Prerequisite: CIN/TFI 2760 and 2770, and permission of instructor
American Film Genres
CIN 3705 Refer to TFI 3705 in Film Courses for description.
Prerequisite: CIN 2760 and 2770
The Western
CIN 3715 / 4 credits / Special topic (every third year)
In light of a resurgence of the western in film and television, this course spans the history of the genre, from the earliest silent screen versions of dime store novels to its contemporary manifestations. While paying careful attention to the western as myth, epic, and landscape art, the course also explores themes of freedom, justice, and individualism as embedded and transformed in the genre. Offered as TFI 3715 for film majors.
Prerequisite: CIN/TFI 2760 and 2770, and permission of instructor
Philosophy and Film
CIN 3716 Refer to PHI 3716 in Philosophy Courses for description.
The American Avant-Garde Film
CIN 3730 Refer to TFI 3730 in Film Courses for description.
The Independent Spirit in American Film
CIN 3736 Refer to TFI 3735 in Film Courses for description.
Meaning and Truth in Cinema
CIN 3745 / 4 credits / Alternate years
A survey of the most important developments in film theory. Early theoretical discussions were mostly guided by the need to understand and to legitimize film as a distinct art form and as a new technology of seeing. As a result of the legitimization of film as a cultural fact, film theory became more specialized and a field of its own, alongside art history, literary theory, and philosophy. This course explores how each of these fields has contributed to a deeper understanding of cinema.
Transcendent Visions: The Spiritual on Film
CIN 3755 Refer to TFI 3755 in Film Courses for description.
New Waves of East Asian Cinema
CIN 3757 Refer to TFI 3757 in Film Courses for description.
Japanese Cinema
CIN 3760 Refer to TFI 3760 in Film Courses for description.
Contemporary Asian Cinema
CIN 3763 / 4 credits / Special topic (offered irregularly)
An exploration of contemporary Asian cinema, focusing on films from Hong Kong, Taiwan, China, South Korea, Japan, and India made in the last 20 years. The class includes units on methods of comparative analysis, popular genres, authorship in art cinema, and national film industries. Offered as TFI 3763 for film majors.
Prerequisite: CIN/TFI 2760 and 2770, and permission of instructor
Topics in Classical Cinema
CIN 3765 / 4 credits / Alternate years
A key element of the classical Hollywood tradition (e.g., classical form, the auteur, the star system, or studio practices) is considered in detail. Offered as TFI 3765 for film majors.

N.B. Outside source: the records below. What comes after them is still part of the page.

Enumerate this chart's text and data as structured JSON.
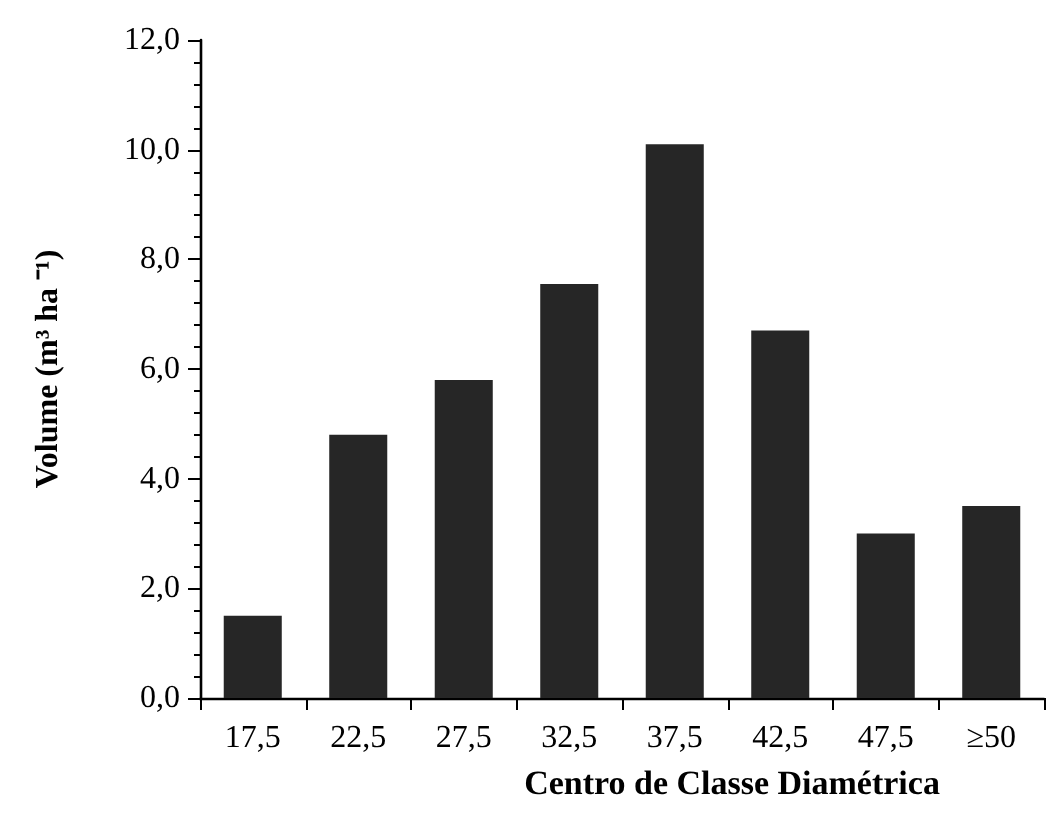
{
  "chart_data": {
    "type": "bar",
    "xlabel": "Centro de Classe Diamétrica",
    "ylabel": "Volume (m³ ha ⁻¹)",
    "categories": [
      "17,5",
      "22,5",
      "27,5",
      "32,5",
      "37,5",
      "42,5",
      "47,5",
      "≥50"
    ],
    "values": [
      1.5,
      4.8,
      5.8,
      7.55,
      10.1,
      6.7,
      3.0,
      3.5
    ],
    "color": "#262626",
    "ylim": [
      0,
      12
    ],
    "yticks": [
      {
        "value": 0,
        "label": "0,0"
      },
      {
        "value": 2,
        "label": "2,0"
      },
      {
        "value": 4,
        "label": "4,0"
      },
      {
        "value": 6,
        "label": "6,0"
      },
      {
        "value": 8,
        "label": "8,0"
      },
      {
        "value": 10,
        "label": "10,0"
      },
      {
        "value": 12,
        "label": "12,0"
      }
    ],
    "grid": false
  }
}
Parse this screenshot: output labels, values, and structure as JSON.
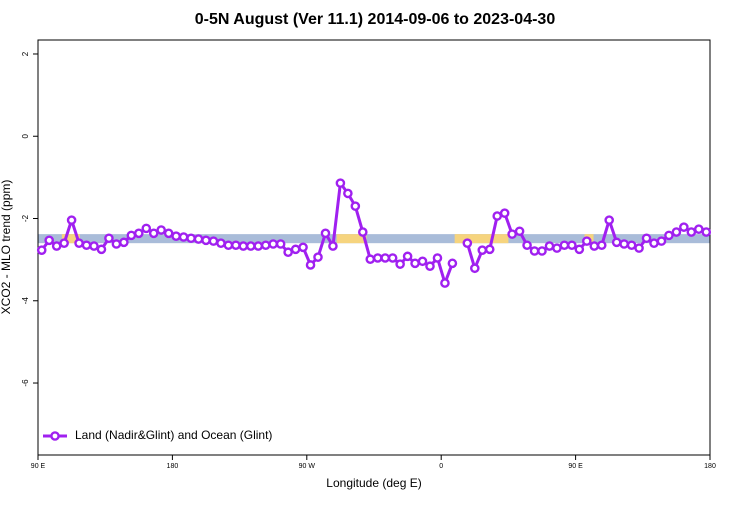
{
  "chart_data": {
    "type": "line",
    "title": "0-5N August (Ver 11.1)   2014-09-06 to 2023-04-30",
    "x_label": "Longitude (deg E)",
    "y_label": "XCO2 - MLO trend (ppm)",
    "xlim": [
      90,
      540
    ],
    "ylim": [
      -7.75,
      2.34
    ],
    "xticks": [
      {
        "value": 90,
        "label": "90 E"
      },
      180,
      {
        "value": 270,
        "label": "90 W"
      },
      {
        "value": 360,
        "label": "0"
      },
      {
        "value": 450,
        "label": "90 E"
      },
      {
        "value": 540,
        "label": "180"
      }
    ],
    "yticks": [
      2,
      0,
      -2,
      -4,
      -6
    ],
    "legend": "bottom-left",
    "band": {
      "ymin": -2.6,
      "ymax": -2.38,
      "color": "#a9bcd9"
    },
    "land_segments": {
      "color": "#f6d47e",
      "ranges": [
        [
          106,
          118
        ],
        [
          290,
          310
        ],
        [
          369,
          405
        ],
        [
          456,
          462
        ]
      ]
    },
    "x": [
      92.5,
      97.5,
      102.5,
      107.5,
      112.5,
      117.5,
      122.5,
      127.5,
      132.5,
      137.5,
      142.5,
      147.5,
      152.5,
      157.5,
      162.5,
      167.5,
      172.5,
      177.5,
      182.5,
      187.5,
      192.5,
      197.5,
      202.5,
      207.5,
      212.5,
      217.5,
      222.5,
      227.5,
      232.5,
      237.5,
      242.5,
      247.5,
      252.5,
      257.5,
      262.5,
      267.5,
      272.5,
      277.5,
      282.5,
      287.5,
      292.5,
      297.5,
      302.5,
      307.5,
      312.5,
      317.5,
      322.5,
      327.5,
      332.5,
      337.5,
      342.5,
      347.5,
      352.5,
      357.5,
      362.5,
      367.5,
      372.5,
      377.5,
      382.5,
      387.5,
      392.5,
      397.5,
      402.5,
      407.5,
      412.5,
      417.5,
      422.5,
      427.5,
      432.5,
      437.5,
      442.5,
      447.5,
      452.5,
      457.5,
      462.5,
      467.5,
      472.5,
      477.5,
      482.5,
      487.5,
      492.5,
      497.5,
      502.5,
      507.5,
      512.5,
      517.5,
      522.5,
      527.5,
      532.5,
      537.5
    ],
    "series": [
      {
        "name": "Land (Nadir&Glint) and Ocean (Glint)",
        "color": "#a020f0",
        "values": [
          -2.77,
          -2.53,
          -2.67,
          -2.6,
          -2.04,
          -2.6,
          -2.65,
          -2.67,
          -2.75,
          -2.48,
          -2.62,
          -2.58,
          -2.41,
          -2.36,
          -2.24,
          -2.36,
          -2.28,
          -2.36,
          -2.43,
          -2.45,
          -2.48,
          -2.5,
          -2.53,
          -2.55,
          -2.6,
          -2.65,
          -2.65,
          -2.67,
          -2.67,
          -2.67,
          -2.65,
          -2.62,
          -2.62,
          -2.82,
          -2.75,
          -2.7,
          -3.13,
          -2.94,
          -2.36,
          -2.67,
          -1.14,
          -1.39,
          -1.7,
          -2.33,
          -2.99,
          -2.96,
          -2.96,
          -2.96,
          -3.11,
          -2.92,
          -3.09,
          -3.04,
          -3.16,
          -2.96,
          -3.57,
          -3.09,
          null,
          -2.6,
          -3.21,
          -2.77,
          -2.75,
          -1.94,
          -1.87,
          -2.38,
          -2.31,
          -2.65,
          -2.79,
          -2.79,
          -2.67,
          -2.72,
          -2.65,
          -2.65,
          -2.75,
          -2.55,
          -2.67,
          -2.65,
          -2.04,
          -2.58,
          -2.62,
          -2.65,
          -2.72,
          -2.48,
          -2.6,
          -2.55,
          -2.41,
          -2.33,
          -2.21,
          -2.33,
          -2.26,
          -2.33
        ]
      }
    ]
  }
}
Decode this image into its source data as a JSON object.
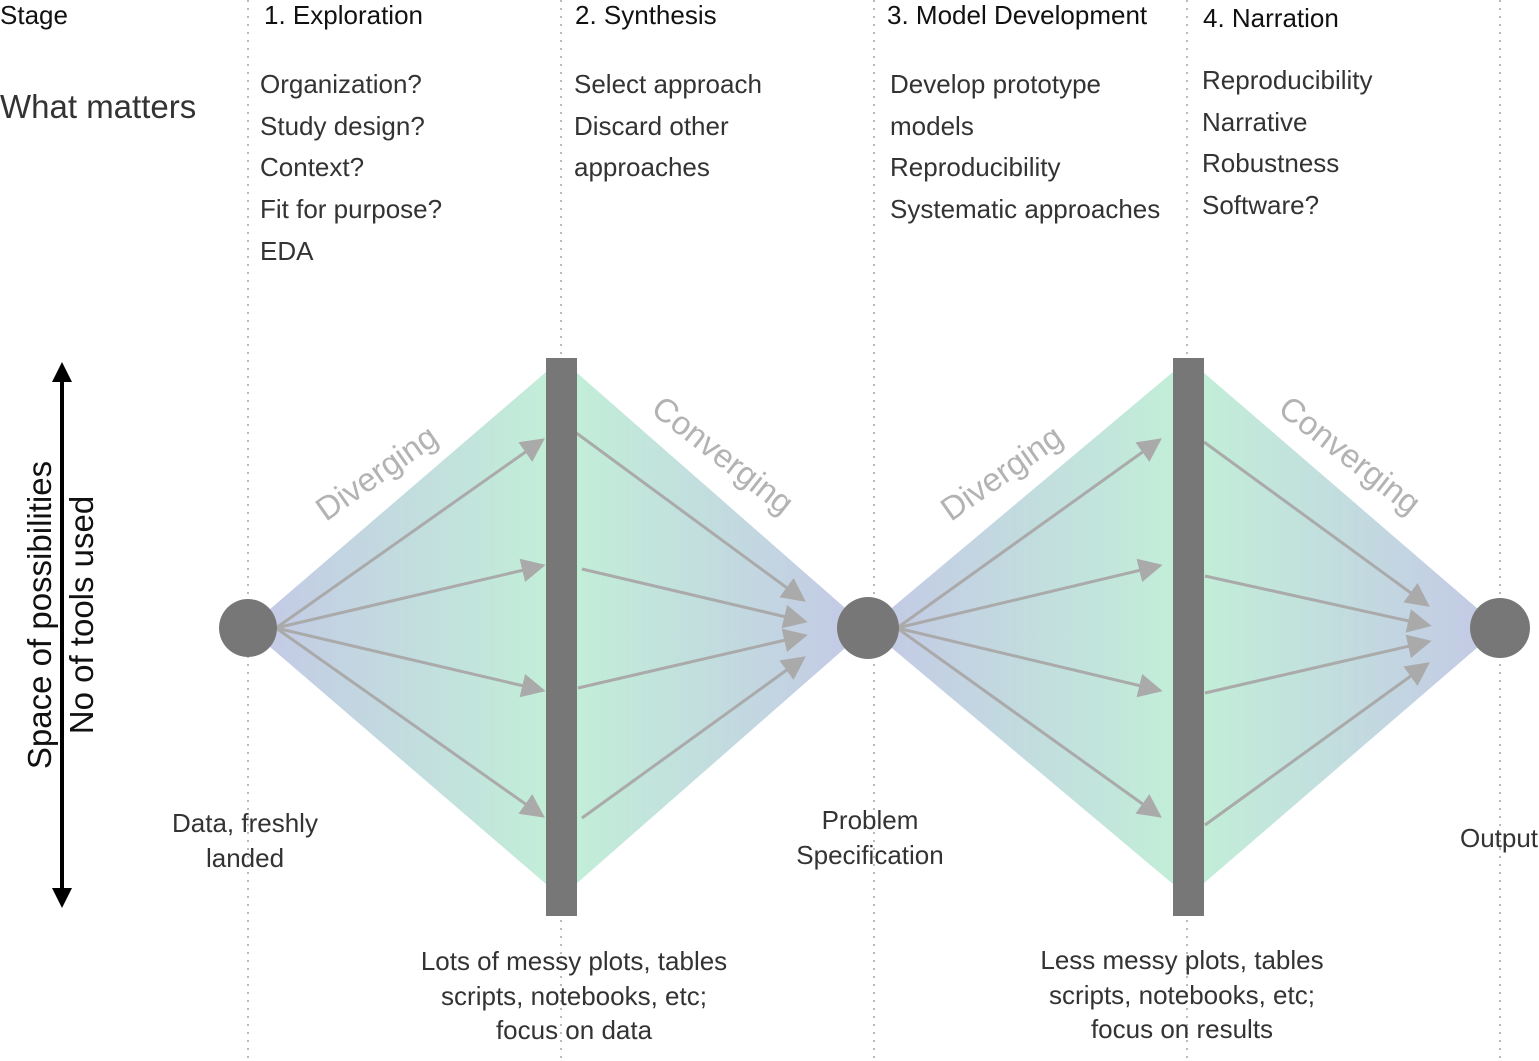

Prerequisite: CIN/TFI 2760 and 2770
American Cinema of the ’50s
CIN 3783 / 4 credits / Alternate years
American cinema underwent significant upheaval during the 1950s with the crumbling of the studio system, the proliferation of television, fallout from the McCarthy hearings, and the Cold War. This course examines how such directors as Minnelli, Fuller, Welles, Preminger, Sirk, and Ray responded to these extremes, with attention to the historical circumstances and formal innovations that defined the era. Offered as TFI 3783 for film majors.
Prerequisite: CIN/TFI 2760 and 2770, and permission of instructor
Hawks and Wilder: Hollywood Auteurs
CIN 3785 / 4 credits / Special topic (offered irregularly)
Howard Hawks and Billy Wilder—two of Hollywood’s greatest directors—made sophisticated, brilliantly crafted variations on such genres as the gangster film, comedy, western, musical, and film noir. This course examines the complex issues surrounding authorship in Hollywood film, while considering films to be artworks, social artifacts, and commercial entities shaped by genre expectations and factors beyond the control of any individual creative figure. Offered as TFI 3785 for film majors.
Prerequisite: CIN/TFI 2760 and 2770
The New Hollywood
CIN 3787 / 4 credits / Special topic (offered irregularly)
A study of American mainstream films of the “New Hollywood” or “New American” period of cinema, c. 1965 to the present. Students explore the evolution of American popular cinema in relation to stylistic innovation in international cinema, shifting audience demographics in the domestic market, and industrial and social change in the U.S. Offered as TFI 3787 for film majors.
Prerequisite: CIN/TFI 2760 and 2770, and permission of instructor
Added Spring 2009 (9/03/08):
Warhol in Context
CIN 3795 / 4 credits / Special topic (offered irregularly)
Andy Warhol was the most influential visual American artist to emerge during the 1960s, redefining the practice and meaning of fine art and popular culture. Turning his studio, the Factory, into an avant-garde version of a Hollywood soundstage, Warhol created films that are astonishingly rich in pictorial and behavioral nuance. This course examines Warhol’s films and his legacy in film/video art. Offered as TFI 3795 for film majors.
Prerequisite: CIN/TFI 2760 and 2770
Italian Cinema After Neorealism
CIN 3830 Refer to TFI 3830 in Film Courses for description.
André Bazin, Realism, and Cinema
CIN 3835 Refer to TFI 3835 in Film Courses for description.
French Cinema Since 1930
CIN 3855 Refer to TFI 3855 in Film Courses for description.
Contemporary French Cinema
CIN 3857 / 4 credits / Special topic (offered irregularly)
The profile of what people think of as “French” cinema has undergone considerable change from the turbulent post-1968 period to the present. This course focuses on major developments in contemporary French cinema from the vantage points of aesthetics, industry, and culture. The role of government subsidies, large European co-productions, and shifts in cultural attention from high-art auteurs (individual authors) to the banlieue (suburb) are studied closely. Also offered as TFI 3857 for film majors and FRE 3857.
Prerequisite: CIN/TFI 2760 and 2770, and permission of instructor
Melodrama
CIN 3870 / 4 credits / Special topic (offered irregularly)
Melodrama is both a historical genre and a mode of imagination that operates across media. To bridge these two aspects of melodrama, the course examines its theatrical origins, the film genres that employ its rhetorical devices (the woman’s film, action and disaster films, horror), and its further development in television series and soap operas. Offered a TFI 3870 for film majors.
Prerequisite: CIN/TFI 2760 and 2770, and permission of instructor
Advanced Broadcast News
CIN 4310 Refer to JOU 4310 in Journalism Courses for description.
The following courses with FTF prefixes are offered on an irregular basis by the School of Liberal Studies & Continuing Education:
Cinema Studies Senior Project
CIN 4990 / 4 credits (per semester) / Every semester
Students are expected to write an extended (c. 40-page) essay on a distinctive topic in cinema studies, in consultation with a senior thesis advisor. Two semesters required (8 credits total).